States vs. HHS: 19 Attorneys General Sue over Federal Warning on Youth Gender-Affirming Care

NPR, the New York Times, and Reuters contributed to this report.
A coalition of 19 states plus Washington, DC is taking the Trump administration to court after the US Department of Health and Human Services (HHS) issued a declaration that critics say could make it harder for young people to access gender-affirming care.
The lawsuit, filed Tuesday in federal court in Eugene, Oregon, names HHS, Health Secretary Robert F. Kennedy Jr., and the agency’s inspector general. At the heart of the dispute is a declaration posted last Thursday that labeled treatments such as puberty blockers, hormone therapy, and surgeries as unsafe and ineffective for minors with gender dysphoria — and warned that doctors providing that care could be shut out of federal health programs like Medicare and Medicaid.

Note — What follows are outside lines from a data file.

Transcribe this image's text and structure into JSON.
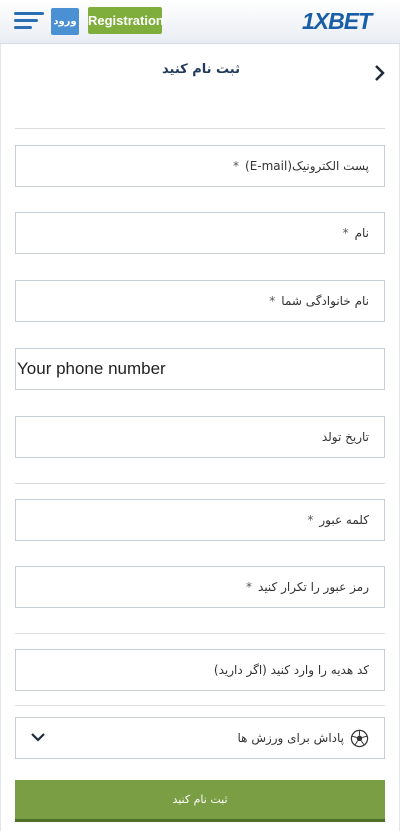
{
  "header": {
    "login_label": "ورود",
    "registration_label": "Registration",
    "logo_text": "1XBET"
  },
  "page": {
    "title": "ثبت نام کنید"
  },
  "form": {
    "email_label": "پست الکترونیک(E-mail)",
    "first_name_label": "نام",
    "last_name_label": "نام خانوادگی شما",
    "phone_placeholder": "Your phone number",
    "birthdate_label": "تاریخ تولد",
    "password_label": "کلمه عبور",
    "password_repeat_label": "رمز عبور را تکرار کنید",
    "promo_label": "کد هدیه را وارد کنید (اگر دارید)",
    "bonus_select_value": "پاداش برای ورزش ها",
    "required_mark": "*",
    "submit_label": "ثبت نام کنید"
  },
  "colors": {
    "brand_blue": "#1a5ea8",
    "login_blue": "#4a90d2",
    "registration_green": "#7fae3c",
    "submit_green": "#7a9e44"
  },
  "icons": {
    "menu": "hamburger-icon",
    "back": "chevron-right-icon",
    "bonus": "soccer-ball-icon",
    "dropdown": "chevron-down-icon"
  }
}
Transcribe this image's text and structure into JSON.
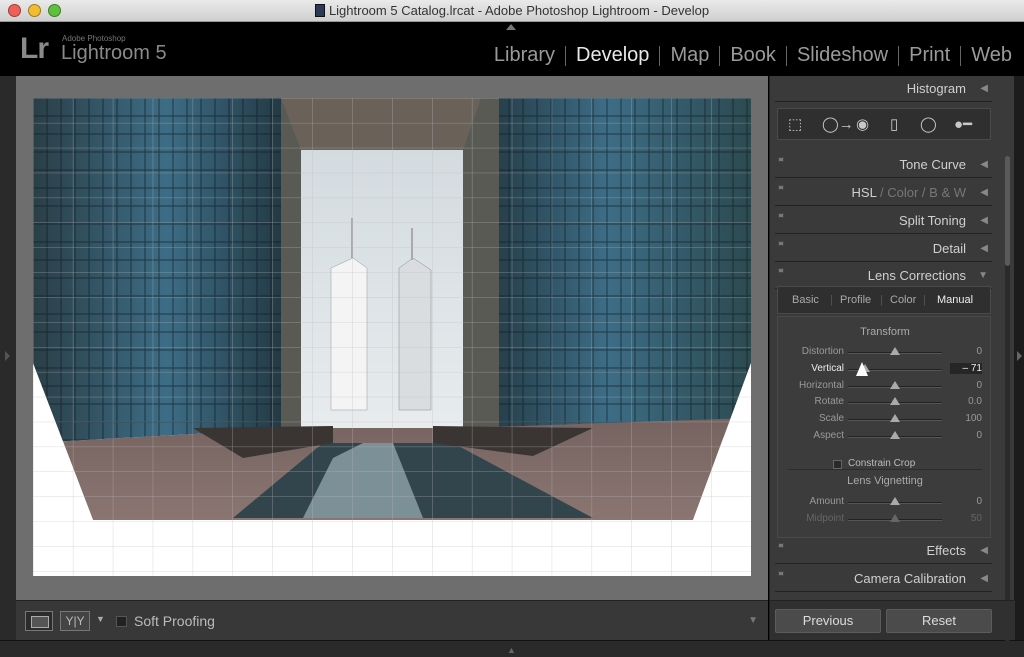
{
  "window": {
    "title": "Lightroom 5 Catalog.lrcat - Adobe Photoshop Lightroom - Develop"
  },
  "identity": {
    "logo": "Lr",
    "product_small": "Adobe Photoshop",
    "product_name": "Lightroom 5"
  },
  "modules": [
    "Library",
    "Develop",
    "Map",
    "Book",
    "Slideshow",
    "Print",
    "Web"
  ],
  "active_module": "Develop",
  "toolbar": {
    "soft_proofing": "Soft Proofing",
    "yy": "Y|Y"
  },
  "panels": {
    "histogram": "Histogram",
    "tone_curve": "Tone Curve",
    "hsl": {
      "a": "HSL",
      "b": "Color",
      "c": "B & W",
      "sep": "/"
    },
    "split_toning": "Split Toning",
    "detail": "Detail",
    "lens_corrections": "Lens Corrections",
    "effects": "Effects",
    "camera_calibration": "Camera Calibration"
  },
  "lens_tabs": {
    "basic": "Basic",
    "profile": "Profile",
    "color": "Color",
    "manual": "Manual",
    "sep": "|"
  },
  "transform": {
    "title": "Transform",
    "sliders": [
      {
        "label": "Distortion",
        "value": "0",
        "pos": 0.5
      },
      {
        "label": "Vertical",
        "value": "– 71",
        "pos": 0.18
      },
      {
        "label": "Horizontal",
        "value": "0",
        "pos": 0.5
      },
      {
        "label": "Rotate",
        "value": "0.0",
        "pos": 0.5
      },
      {
        "label": "Scale",
        "value": "100",
        "pos": 0.5
      },
      {
        "label": "Aspect",
        "value": "0",
        "pos": 0.5
      }
    ],
    "constrain_crop": "Constrain Crop"
  },
  "vignetting": {
    "title": "Lens Vignetting",
    "sliders": [
      {
        "label": "Amount",
        "value": "0",
        "pos": 0.5
      },
      {
        "label": "Midpoint",
        "value": "50",
        "pos": 0.5
      }
    ]
  },
  "buttons": {
    "previous": "Previous",
    "reset": "Reset"
  }
}
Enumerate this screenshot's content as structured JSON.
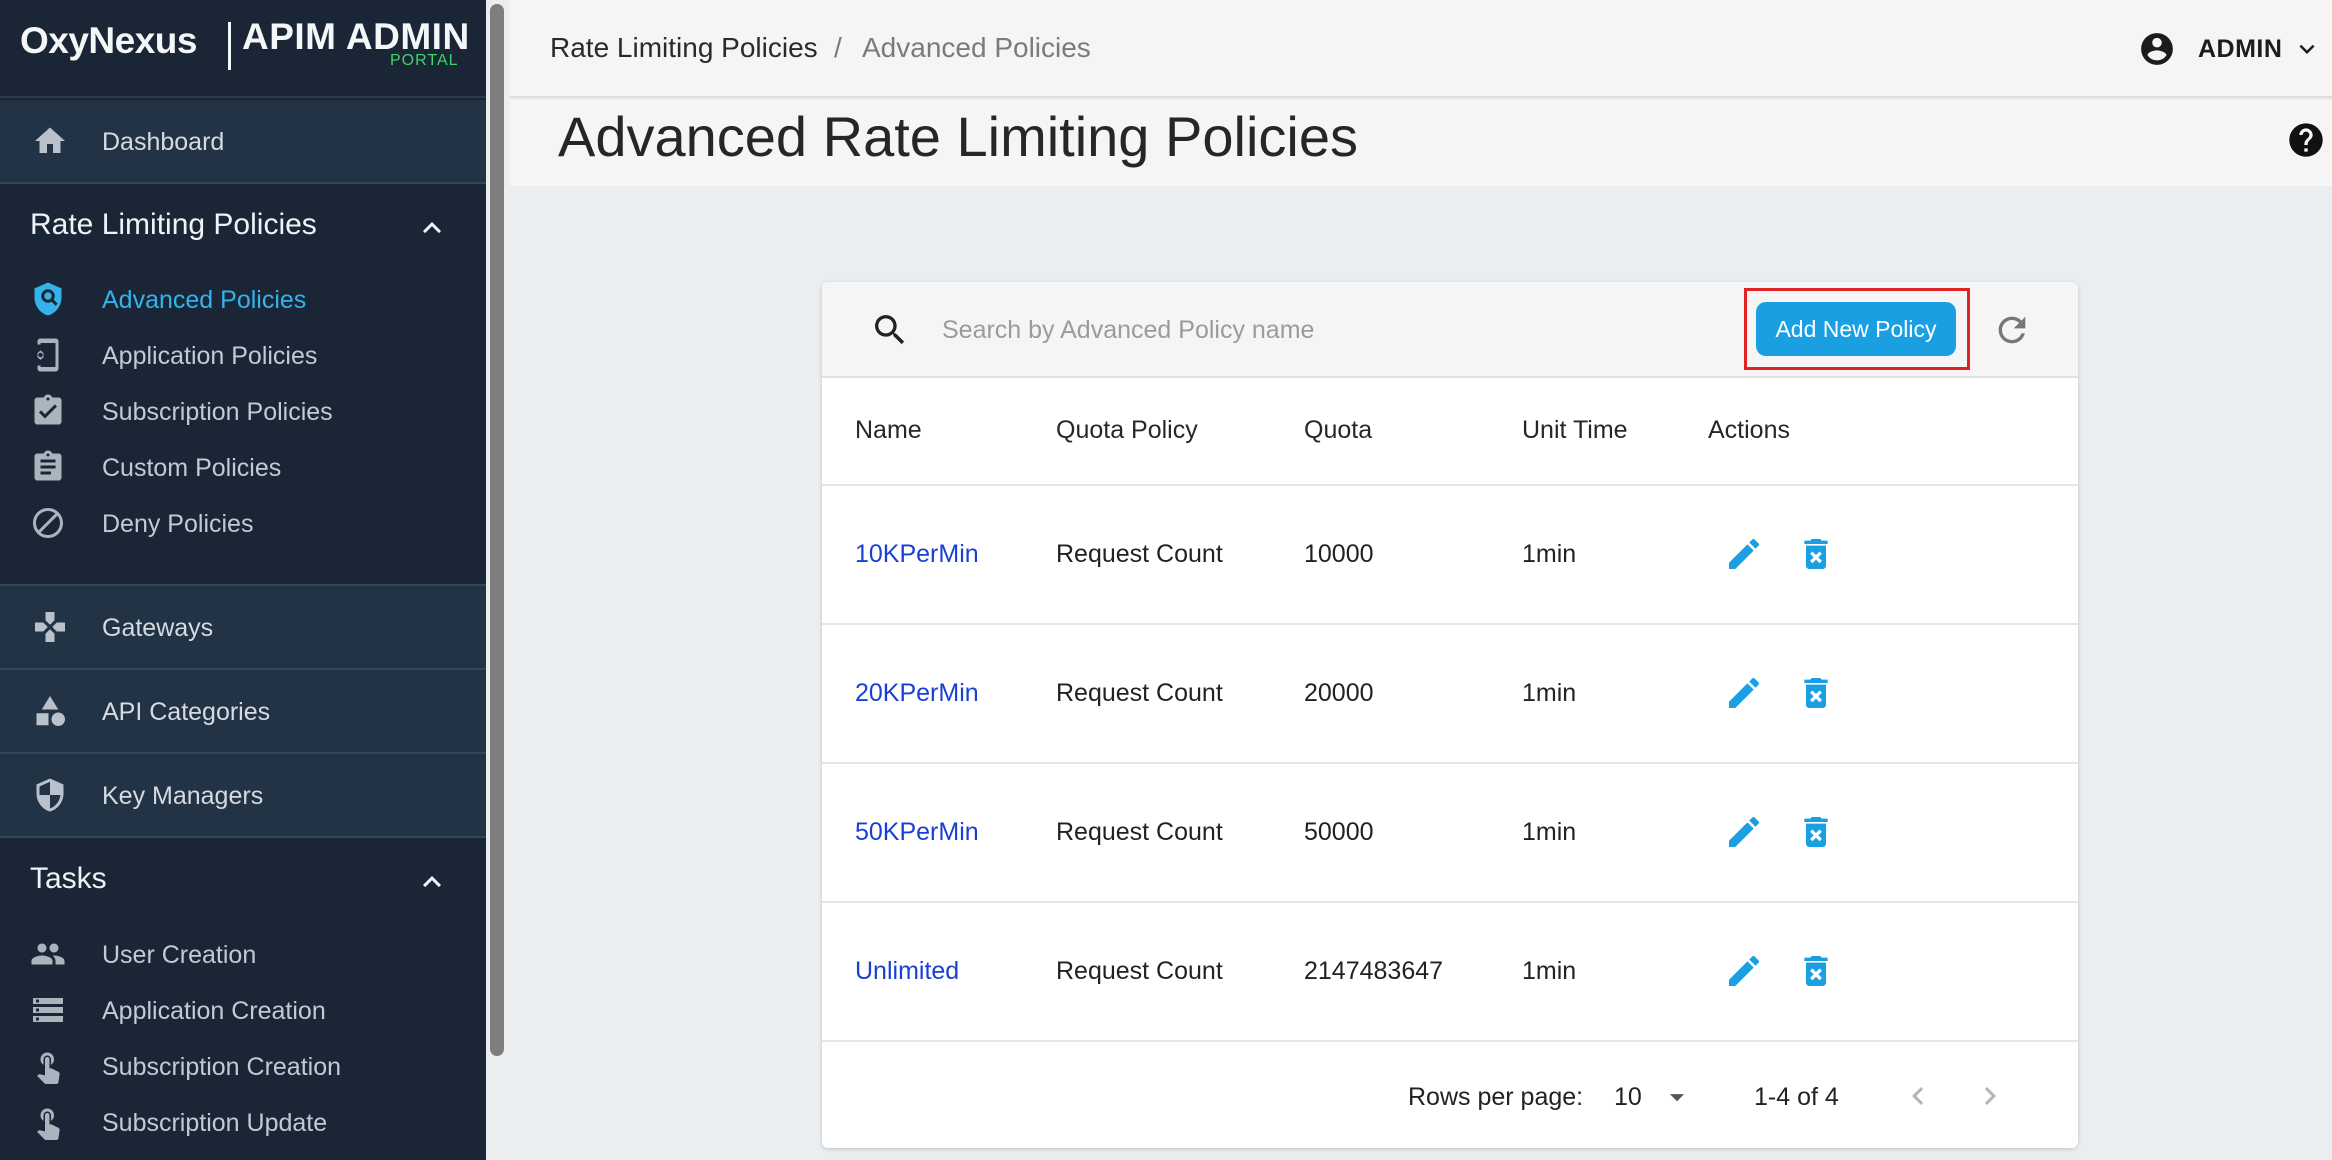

The states argue that the declaration is inaccurate and unlawful, and they’re asking the court to block it from being enforced. New York Attorney General Letitia James, who is leading the case, summed up the states’ position bluntly: the health secretary, she said, can’t “unilaterally change medical standards by posting a document online,” and patients shouldn’t lose access to care because the federal government is trying to muscle into decisions “that belong in doctors’ offices.”
The lawsuit also accuses HHS of trying to pressure providers into backing away from care without following the usual legal playbook. The states say that under federal law, major health policy changes typically require public notice and a chance for public comment — and they argue neither happened here.
HHS declined to comment.
The declaration leans on a peer-reviewed HHS report from earlier this year that urged more reliance on behavioral therapy for youth with gender dysphoria instead of broad access to medical interventions. That report also questioned the standards promoted by the World Professional Association for Transgender Health, and raised concerns about whether adolescents can consent to treatments that could have long-term effects, including potential infertility.
But major medical organizations and clinicians who provide this care have pushed back hard, calling the report inaccurate. Many large US medical groups — including the American Medical Association — continue to oppose restrictions on gender-affirming care for young people.
The court fight lands in the middle of a broader national squeeze on transgender health care. HHS also unveiled two proposed federal rules last Thursday that, if finalized, would further limit care by cutting off Medicare and Medicaid funding for hospitals providing gender-affirming care to minors and restricting federal Medicaid dollars from being used for such procedures. Those proposals aren’t final yet — and the states’ lawsuit doesn’t directly challenge them — but critics say they could still have a chilling effect as providers weigh the risk.
The politics and the legal landscape are already messy. At least 27 states have adopted laws restricting or banning youth gender-affirming care, and Medicaid coverage varies, with slightly less than half of states covering it. The Supreme Court’s recent decision upholding Tennessee’s ban is expected to make it easier for other state restrictions to stand.
For now, the immediate question is narrower: can HHS use a declaration like this — with the threat of Medicare and Medicaid consequences — to effectively reshape medical practice nationwide? The states suing say no. The administration says it’s protecting kids. And the courts are about to decide how far federal power can go in the exam room.